La Convention de 1951 et son protocole de 1967 posent les
principes de la protection internationale accordée aux
réfugiés dont le non refoulement, alors qu'un
réfugié à l'encontre de qui il y a des raisons
sérieuses de croire qu'il constitue un danger pour la
sécurité du Rwanda ne peut se prévaloir du droit « de
non-refoulement177 ». Il reste à voir si « les
principes de l'équité de procédures justes et efficaces
» adoptés lors des conclusions du comité
exécutif du HCR sont respectés et appliqués178.

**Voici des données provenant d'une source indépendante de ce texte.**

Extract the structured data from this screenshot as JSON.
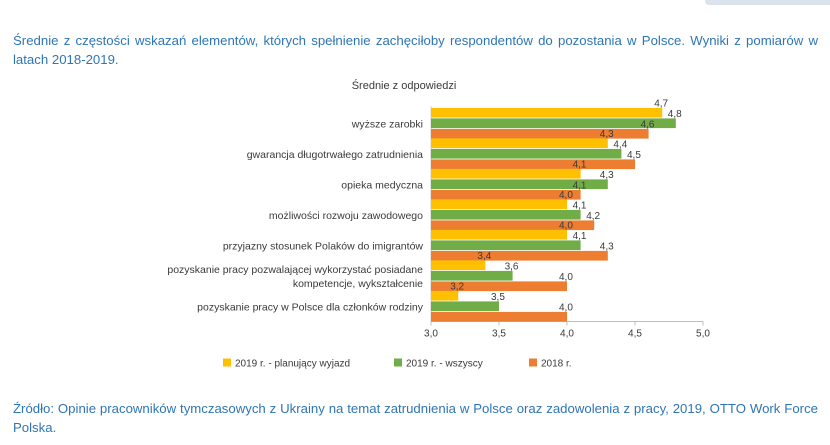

Ce qui est clair, la détermination « prima facie »,
d'octroi collectif de statut de réfugiés peut être faite
par le CNR et la décision devant être approuvée par un
arrêté du ministre179. Le doute plane à ce
niveau de procédure si longue et délai inédit pouvant
être orientée par la politique et la diplomatie des pays d'origine
et d'accueil en défaveur des requérants.
Le principe juridique général du droit de la
preuve reste concomitant avec le droit du demandeur d'asile d'être
entendu et de présenter tous ses arguments liés à sa
demande et la responsabilité des faits est partagée avec la
personne chargée de prendre la décision180. Ce droit
n'est pas totalement garantie, car la CNR examine et analyse la demande d'asile
dans un délai raisonnable, « peut entendre le demandeur et
mener toute enquête sur lui s'il le juge nécessaire
181». Cette alternative de l'entendre ou de ne pas
l'entendre marque assurément l'inefficacité de la
procédure de détermination du statut de réfugiés,
ce qui met en doute son droit d'être une personne
protégée.
174 Article 9 de la loi n° 29/2006 du 20 juillet 2006 sur
les réfugiés au Rwanda, l'article 78 de la loi n° 1/32 du 13
novembre 2008 sur l'asile et la protection des réfugiés au
Burundi prévoit la collaboration étroite de la CCER et le HCR
surtout en cas d'expulsion de réfugiés.
175 Préambule de la Constitution du 4 juin 2003 paragraphe
6.
176 Article 1er, 29 de la loi n° 29/2006 du 20
juillet 2006 sur les réfugiés au Rwanda.
177 Article 23 alinéa 2 de la loi
précitée.
178 HCR, Guide des procédures et critères à
appliquer pour déterminer le statut de réfugié, 1991,
réédité, Genève, janvier 1992.
179 Article 10 alinéa 2 de la loi
précitée.
180 UNHCR, détermination du statut de
réfugié, op.cit., 139.
181 Article 9 de la loi précitée.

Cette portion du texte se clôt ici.